Reining in Rebellion: The Decline of Political Violence in South America, 1830–1929

Raúl L. Madrid, University of Texas at Austin, and Luis L. Schenoni, University College London

During the nineteenth century, South America was plagued by internal rebellions that destabilized the region's economies and political systems. At the beginning of the twentieth century, however, levels of political violence throughout the region declined dramatically. Existing scholarship has paid surprisingly little attention to this historic transformation, in part because comprehensive data on revolts have been lacking.

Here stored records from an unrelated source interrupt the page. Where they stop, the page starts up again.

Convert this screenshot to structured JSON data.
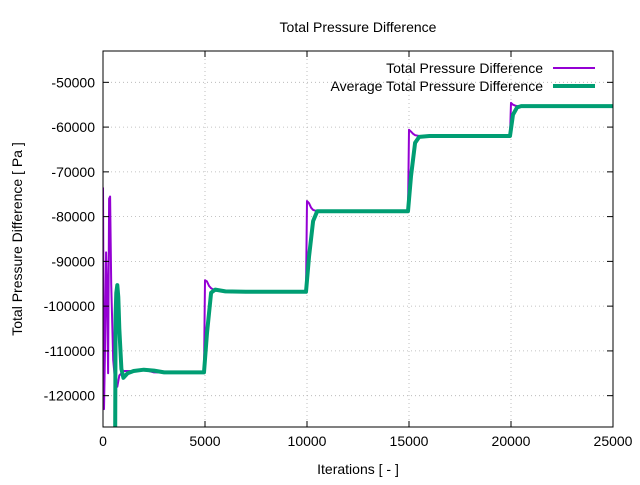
{
  "chart_data": {
    "type": "line",
    "title": "Total Pressure Difference",
    "xlabel": "Iterations [ - ]",
    "ylabel": "Total Pressure Difference [ Pa ]",
    "xlim": [
      0,
      25000
    ],
    "ylim": [
      -127000,
      -43000
    ],
    "xticks": [
      0,
      5000,
      10000,
      15000,
      20000,
      25000
    ],
    "yticks": [
      -120000,
      -110000,
      -100000,
      -90000,
      -80000,
      -70000,
      -60000,
      -50000
    ],
    "xtick_labels": [
      "0",
      "5000",
      "10000",
      "15000",
      "20000",
      "25000"
    ],
    "ytick_labels": [
      "-120000",
      "-110000",
      "-100000",
      "-90000",
      "-80000",
      "-70000",
      "-60000",
      "-50000"
    ],
    "grid": true,
    "legend_position": "top-right",
    "series": [
      {
        "name": "Total Pressure Difference",
        "color": "#9400d3",
        "x": [
          0,
          50,
          100,
          150,
          200,
          250,
          300,
          350,
          400,
          500,
          600,
          700,
          800,
          900,
          1000,
          1200,
          1500,
          2000,
          2500,
          3000,
          4000,
          4950,
          5000,
          5100,
          5200,
          5300,
          5500,
          6000,
          7000,
          8000,
          9000,
          9950,
          10000,
          10100,
          10200,
          10300,
          10500,
          11000,
          12000,
          13000,
          14000,
          14950,
          15000,
          15100,
          15200,
          15300,
          15500,
          16000,
          17000,
          18000,
          19000,
          19950,
          20000,
          20100,
          20200,
          20300,
          20500,
          21000,
          22000,
          23000,
          24000,
          25000
        ],
        "y": [
          -73500,
          -123000,
          -110000,
          -88000,
          -97000,
          -115000,
          -76000,
          -75500,
          -95000,
          -112000,
          -117000,
          -118000,
          -115500,
          -115000,
          -114500,
          -114500,
          -114500,
          -114200,
          -114800,
          -114800,
          -114800,
          -114800,
          -94200,
          -94500,
          -95500,
          -96000,
          -96500,
          -96800,
          -96800,
          -96800,
          -96800,
          -96800,
          -76500,
          -77000,
          -78000,
          -78500,
          -78800,
          -78800,
          -78800,
          -78800,
          -78800,
          -78800,
          -60600,
          -61000,
          -61500,
          -61800,
          -62000,
          -62000,
          -62000,
          -62000,
          -62000,
          -62000,
          -54600,
          -55000,
          -55200,
          -55300,
          -55300,
          -55300,
          -55300,
          -55300,
          -55300,
          -55300
        ]
      },
      {
        "name": "Average Total Pressure Difference",
        "color": "#009e73",
        "x": [
          600,
          620,
          650,
          700,
          750,
          800,
          900,
          1000,
          1200,
          1500,
          2000,
          2500,
          3000,
          4000,
          4950,
          5100,
          5300,
          5500,
          6000,
          7000,
          8000,
          9000,
          9950,
          10100,
          10300,
          10500,
          11000,
          12000,
          13000,
          14000,
          14950,
          15100,
          15300,
          15500,
          16000,
          17000,
          18000,
          19000,
          19950,
          20100,
          20300,
          20500,
          21000,
          22000,
          23000,
          24000,
          25000
        ],
        "y": [
          -127000,
          -102000,
          -97000,
          -95300,
          -98000,
          -105000,
          -114000,
          -116000,
          -115000,
          -114500,
          -114200,
          -114400,
          -114800,
          -114800,
          -114800,
          -106000,
          -97000,
          -96300,
          -96700,
          -96800,
          -96800,
          -96800,
          -96800,
          -89000,
          -81000,
          -78800,
          -78800,
          -78800,
          -78800,
          -78800,
          -78800,
          -71000,
          -63500,
          -62200,
          -62000,
          -62000,
          -62000,
          -62000,
          -62000,
          -57200,
          -55600,
          -55300,
          -55300,
          -55300,
          -55300,
          -55300,
          -55300
        ]
      }
    ]
  }
}
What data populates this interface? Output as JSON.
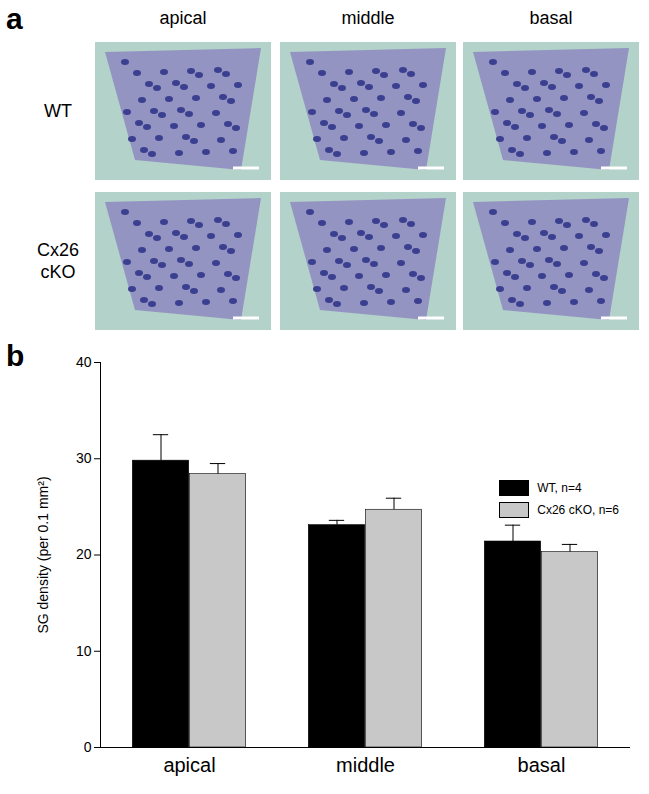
{
  "panel_labels": [
    "a",
    "b"
  ],
  "micrographs": {
    "columns": [
      "apical",
      "middle",
      "basal"
    ],
    "rows": [
      "WT",
      "Cx26 cKO"
    ]
  },
  "chart_data": {
    "type": "bar",
    "categories": [
      "apical",
      "middle",
      "basal"
    ],
    "ylabel": "SG density (per 0.1 mm²)",
    "ylim": [
      0,
      40
    ],
    "yticks": [
      0,
      10,
      20,
      30,
      40
    ],
    "grid": false,
    "legend": "top-right",
    "series": [
      {
        "name": "WT, n=4",
        "color": "#000000",
        "values": [
          29.8,
          23.1,
          21.4
        ],
        "errors": [
          2.7,
          0.5,
          1.7
        ]
      },
      {
        "name": "Cx26 cKO, n=6",
        "color": "#c8c8c8",
        "values": [
          28.4,
          24.7,
          20.3
        ],
        "errors": [
          1.1,
          1.2,
          0.8
        ]
      }
    ]
  }
}
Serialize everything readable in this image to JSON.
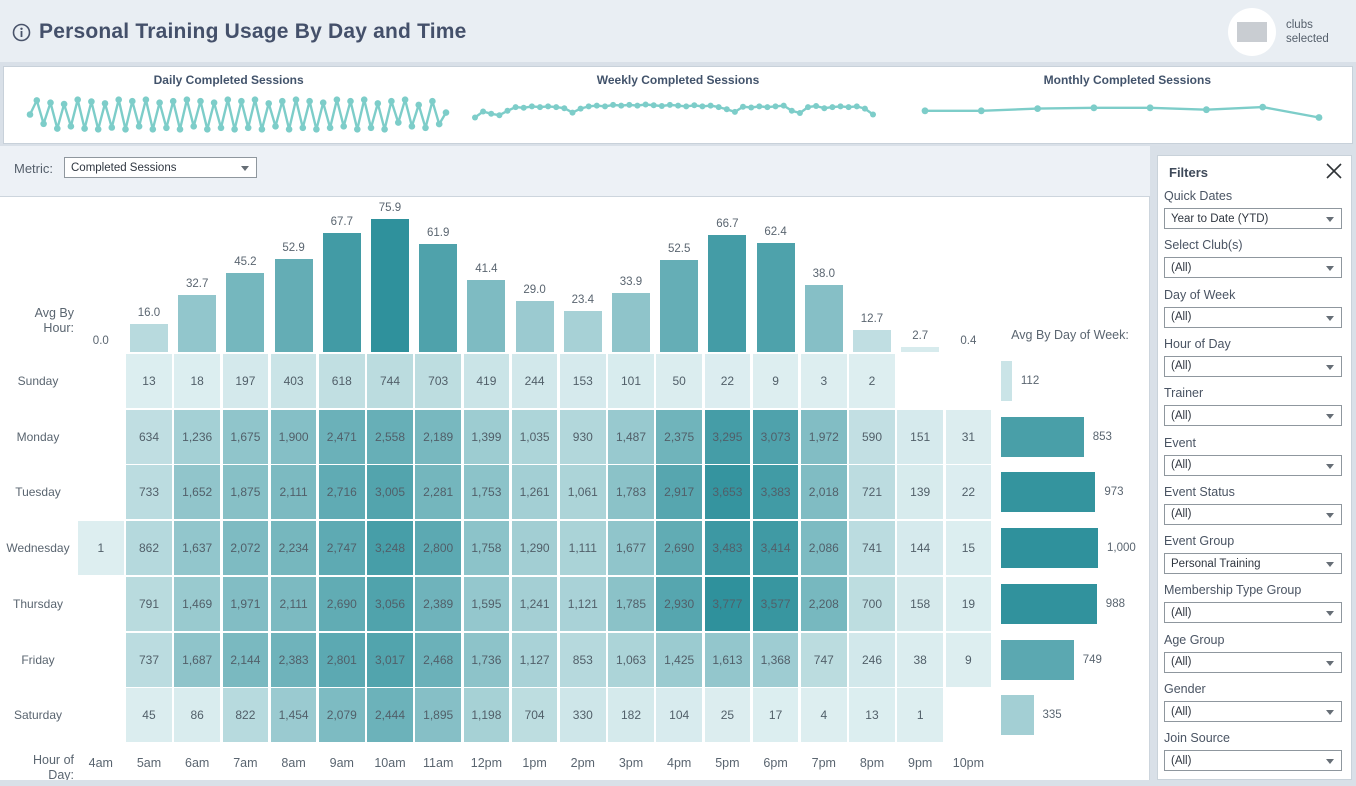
{
  "header": {
    "title": "Personal Training Usage By Day and Time",
    "clubs_selected_label": "clubs selected"
  },
  "metric": {
    "label": "Metric:",
    "value": "Completed Sessions"
  },
  "colors": {
    "accent_sparkline": "#7dcdc9",
    "heat_light": "#ddeef0",
    "heat_dark": "#2f919c",
    "panel_bg": "#ffffff",
    "page_bg": "#d9e0e8",
    "header_bg": "#e9eef3"
  },
  "chart_data": [
    {
      "type": "line",
      "title": "Daily Completed Sessions",
      "note": "dense daily oscillation, values unreadable; normalized shape only",
      "approx_normalized_points": [
        0.5,
        0.88,
        0.25,
        0.82,
        0.12,
        0.78,
        0.18,
        0.9,
        0.12,
        0.85,
        0.1,
        0.8,
        0.15,
        0.9,
        0.1,
        0.86,
        0.18,
        0.9,
        0.1,
        0.82,
        0.14,
        0.86,
        0.1,
        0.9,
        0.18,
        0.86,
        0.1,
        0.82,
        0.14,
        0.9,
        0.1,
        0.86,
        0.14,
        0.9,
        0.1,
        0.8,
        0.18,
        0.86,
        0.1,
        0.9,
        0.14,
        0.86,
        0.1,
        0.82,
        0.14,
        0.9,
        0.18,
        0.86,
        0.1,
        0.9,
        0.14,
        0.8,
        0.1,
        0.86,
        0.28,
        0.9,
        0.18,
        0.76,
        0.14,
        0.86,
        0.24,
        0.55
      ]
    },
    {
      "type": "line",
      "title": "Weekly Completed Sessions",
      "note": "normalized shape only",
      "approx_normalized_points": [
        0.42,
        0.58,
        0.52,
        0.48,
        0.6,
        0.7,
        0.68,
        0.72,
        0.7,
        0.72,
        0.7,
        0.67,
        0.55,
        0.66,
        0.72,
        0.74,
        0.72,
        0.76,
        0.74,
        0.76,
        0.74,
        0.77,
        0.75,
        0.73,
        0.76,
        0.74,
        0.72,
        0.75,
        0.72,
        0.74,
        0.7,
        0.64,
        0.57,
        0.71,
        0.69,
        0.72,
        0.7,
        0.72,
        0.74,
        0.6,
        0.54,
        0.7,
        0.73,
        0.67,
        0.7,
        0.72,
        0.7,
        0.72,
        0.66,
        0.5
      ]
    },
    {
      "type": "line",
      "title": "Monthly Completed Sessions",
      "note": "normalized shape only",
      "approx_normalized_points": [
        0.6,
        0.6,
        0.66,
        0.68,
        0.68,
        0.63,
        0.7,
        0.42
      ]
    },
    {
      "type": "heatmap",
      "title": "Completed Sessions by Day and Hour",
      "x_axis_label": "Hour of Day:",
      "hours": [
        "4am",
        "5am",
        "6am",
        "7am",
        "8am",
        "9am",
        "10am",
        "11am",
        "12pm",
        "1pm",
        "2pm",
        "3pm",
        "4pm",
        "5pm",
        "6pm",
        "7pm",
        "8pm",
        "9pm",
        "10pm"
      ],
      "days": [
        "Sunday",
        "Monday",
        "Tuesday",
        "Wednesday",
        "Thursday",
        "Friday",
        "Saturday"
      ],
      "values": [
        [
          null,
          13,
          18,
          197,
          403,
          618,
          744,
          703,
          419,
          244,
          153,
          101,
          50,
          22,
          9,
          3,
          2,
          null,
          null
        ],
        [
          null,
          634,
          1236,
          1675,
          1900,
          2471,
          2558,
          2189,
          1399,
          1035,
          930,
          1487,
          2375,
          3295,
          3073,
          1972,
          590,
          151,
          31
        ],
        [
          null,
          733,
          1652,
          1875,
          2111,
          2716,
          3005,
          2281,
          1753,
          1261,
          1061,
          1783,
          2917,
          3653,
          3383,
          2018,
          721,
          139,
          22
        ],
        [
          1,
          862,
          1637,
          2072,
          2234,
          2747,
          3248,
          2800,
          1758,
          1290,
          1111,
          1677,
          2690,
          3483,
          3414,
          2086,
          741,
          144,
          15
        ],
        [
          null,
          791,
          1469,
          1971,
          2111,
          2690,
          3056,
          2389,
          1595,
          1241,
          1121,
          1785,
          2930,
          3777,
          3577,
          2208,
          700,
          158,
          19
        ],
        [
          null,
          737,
          1687,
          2144,
          2383,
          2801,
          3017,
          2468,
          1736,
          1127,
          853,
          1063,
          1425,
          1613,
          1368,
          747,
          246,
          38,
          9
        ],
        [
          null,
          45,
          86,
          822,
          1454,
          2079,
          2444,
          1895,
          1198,
          704,
          330,
          182,
          104,
          25,
          17,
          4,
          13,
          1,
          null
        ]
      ],
      "avg_by_hour": {
        "label": "Avg By Hour:",
        "values": [
          0.0,
          16.0,
          32.7,
          45.2,
          52.9,
          67.7,
          75.9,
          61.9,
          41.4,
          29.0,
          23.4,
          33.9,
          52.5,
          66.7,
          62.4,
          38.0,
          12.7,
          2.7,
          0.4
        ]
      },
      "avg_by_day_of_week": {
        "label": "Avg By Day of Week:",
        "values": [
          112,
          853,
          973,
          1000,
          988,
          749,
          335
        ]
      }
    }
  ],
  "filters": {
    "title": "Filters",
    "items": [
      {
        "label": "Quick Dates",
        "value": "Year to Date (YTD)"
      },
      {
        "label": "Select Club(s)",
        "value": "(All)"
      },
      {
        "label": "Day of Week",
        "value": "(All)"
      },
      {
        "label": "Hour of Day",
        "value": "(All)"
      },
      {
        "label": "Trainer",
        "value": "(All)"
      },
      {
        "label": "Event",
        "value": "(All)"
      },
      {
        "label": "Event Status",
        "value": "(All)"
      },
      {
        "label": "Event Group",
        "value": "Personal Training"
      },
      {
        "label": "Membership Type Group",
        "value": "(All)"
      },
      {
        "label": "Age Group",
        "value": "(All)"
      },
      {
        "label": "Gender",
        "value": "(All)"
      },
      {
        "label": "Join Source",
        "value": "(All)"
      }
    ]
  }
}
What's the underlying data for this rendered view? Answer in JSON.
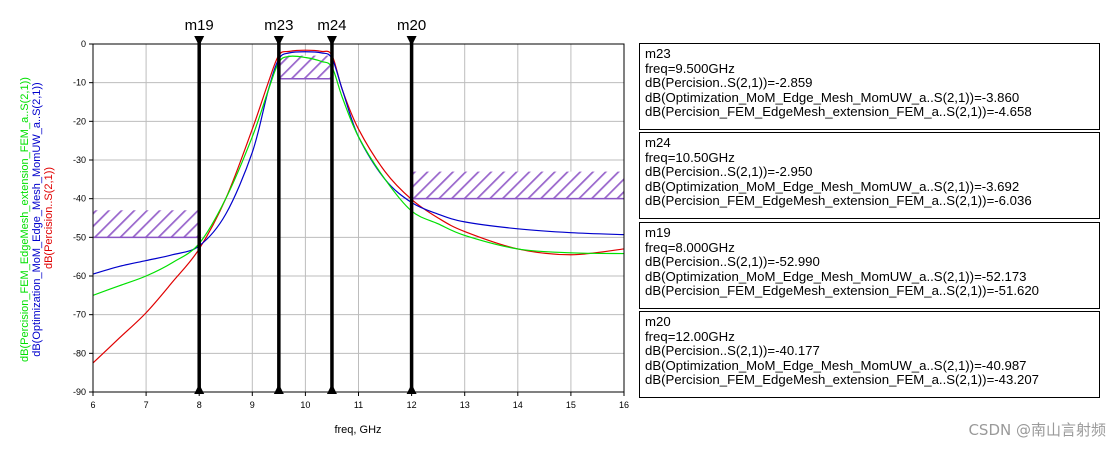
{
  "chart_data": {
    "type": "line",
    "xlabel": "freq, GHz",
    "xlim": [
      6,
      16
    ],
    "ylim": [
      -90,
      0
    ],
    "x_ticks": [
      6,
      7,
      8,
      9,
      10,
      11,
      12,
      13,
      14,
      15,
      16
    ],
    "y_ticks": [
      0,
      -10,
      -20,
      -30,
      -40,
      -50,
      -60,
      -70,
      -80,
      -90
    ],
    "grid": true,
    "ylabels": [
      {
        "text": "dB(Percision_FEM_EdgeMesh_extension_FEM_a..S(2,1))",
        "color": "#00e000"
      },
      {
        "text": "dB(Optimization_MoM_Edge_Mesh_MomUW_a..S(2,1))",
        "color": "#0000cc"
      },
      {
        "text": "dB(Percision..S(2,1))",
        "color": "#e00000"
      }
    ],
    "series": [
      {
        "color": "#e00000",
        "x": [
          6,
          6.5,
          7,
          7.5,
          8,
          8.5,
          9,
          9.3,
          9.5,
          9.7,
          10,
          10.3,
          10.5,
          10.7,
          11,
          11.5,
          12,
          12.5,
          13,
          14,
          15,
          16
        ],
        "y": [
          -82.5,
          -76,
          -69.5,
          -61.5,
          -53,
          -40,
          -22,
          -10,
          -2.9,
          -1.9,
          -1.6,
          -1.9,
          -2.95,
          -12,
          -22,
          -33,
          -40.2,
          -45,
          -48.5,
          -53,
          -54.5,
          -53
        ]
      },
      {
        "color": "#0000cc",
        "x": [
          6,
          6.5,
          7,
          7.5,
          8,
          8.5,
          9,
          9.3,
          9.5,
          9.7,
          10,
          10.3,
          10.5,
          10.7,
          11,
          11.5,
          12,
          12.5,
          13,
          14,
          15,
          16
        ],
        "y": [
          -59.5,
          -57.5,
          -56,
          -54.5,
          -52.2,
          -44,
          -28,
          -12,
          -3.9,
          -2.3,
          -2,
          -2.3,
          -3.7,
          -12,
          -24,
          -35,
          -41,
          -44,
          -46,
          -47.8,
          -48.8,
          -49.3
        ]
      },
      {
        "color": "#00e000",
        "x": [
          6,
          6.5,
          7,
          7.5,
          8,
          8.5,
          9,
          9.3,
          9.5,
          9.7,
          10,
          10.3,
          10.5,
          10.7,
          11,
          11.5,
          12,
          12.5,
          13,
          14,
          15,
          16
        ],
        "y": [
          -65,
          -62.5,
          -60,
          -56.5,
          -51.6,
          -40,
          -24,
          -12,
          -4.7,
          -3.2,
          -3.5,
          -4.5,
          -6,
          -14,
          -24,
          -35,
          -43.2,
          -46.5,
          -49.5,
          -53,
          -54,
          -54.2
        ]
      }
    ],
    "masks": [
      {
        "x": [
          6,
          8
        ],
        "y": [
          -50,
          -43
        ]
      },
      {
        "x": [
          9.5,
          10.5
        ],
        "y": [
          -9,
          -3
        ]
      },
      {
        "x": [
          12,
          16
        ],
        "y": [
          -40,
          -33
        ]
      }
    ],
    "markers": [
      {
        "name": "m19",
        "x": 8
      },
      {
        "name": "m23",
        "x": 9.5
      },
      {
        "name": "m24",
        "x": 10.5
      },
      {
        "name": "m20",
        "x": 12
      }
    ]
  },
  "marker_readouts": [
    {
      "name": "m23",
      "freq": "freq=9.500GHz",
      "lines": [
        "dB(Percision..S(2,1))=-2.859",
        "dB(Optimization_MoM_Edge_Mesh_MomUW_a..S(2,1))=-3.860",
        "dB(Percision_FEM_EdgeMesh_extension_FEM_a..S(2,1))=-4.658"
      ]
    },
    {
      "name": "m24",
      "freq": "freq=10.50GHz",
      "lines": [
        "dB(Percision..S(2,1))=-2.950",
        "dB(Optimization_MoM_Edge_Mesh_MomUW_a..S(2,1))=-3.692",
        "dB(Percision_FEM_EdgeMesh_extension_FEM_a..S(2,1))=-6.036"
      ]
    },
    {
      "name": "m19",
      "freq": "freq=8.000GHz",
      "lines": [
        "dB(Percision..S(2,1))=-52.990",
        "dB(Optimization_MoM_Edge_Mesh_MomUW_a..S(2,1))=-52.173",
        "dB(Percision_FEM_EdgeMesh_extension_FEM_a..S(2,1))=-51.620"
      ]
    },
    {
      "name": "m20",
      "freq": "freq=12.00GHz",
      "lines": [
        "dB(Percision..S(2,1))=-40.177",
        "dB(Optimization_MoM_Edge_Mesh_MomUW_a..S(2,1))=-40.987",
        "dB(Percision_FEM_EdgeMesh_extension_FEM_a..S(2,1))=-43.207"
      ]
    }
  ],
  "watermark": "CSDN @南山言射频"
}
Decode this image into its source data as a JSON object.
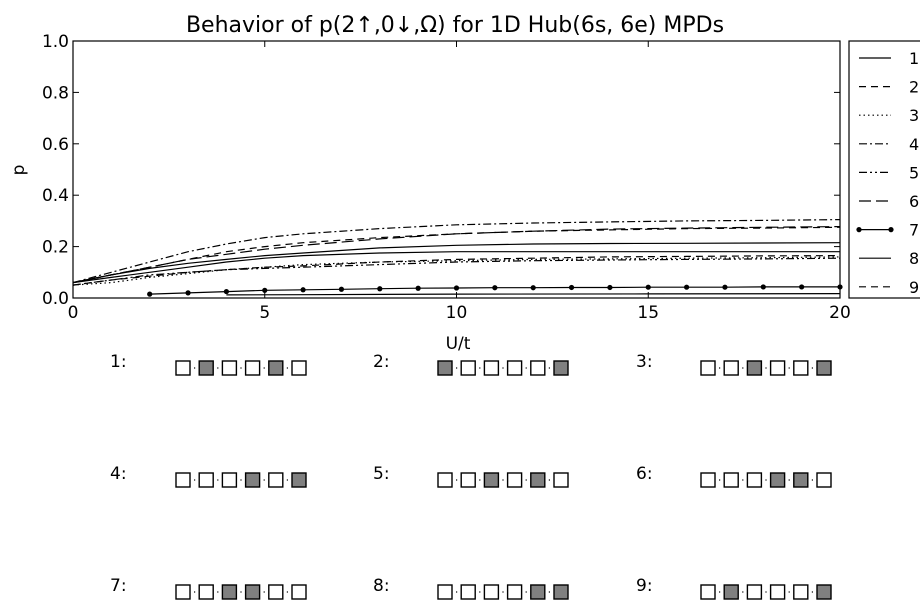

Historical narratives and an analysis of a comprehensive new dataset on all revolts in South America from 1830 to 1929 show that the decline in revolts stemmed in large part from the expansion and professionalization of the region's militaries, which were driven by the export boom and the threat of interstate conflict. Nevertheless, not all types of rebellions declined precipitously during this period, as an original typology of revolts shows. Although the strengthening of the region's armed forces discouraged revolts by non-state actors, it did not significantly reduce rebellions from within the state apparatus, such as military coups.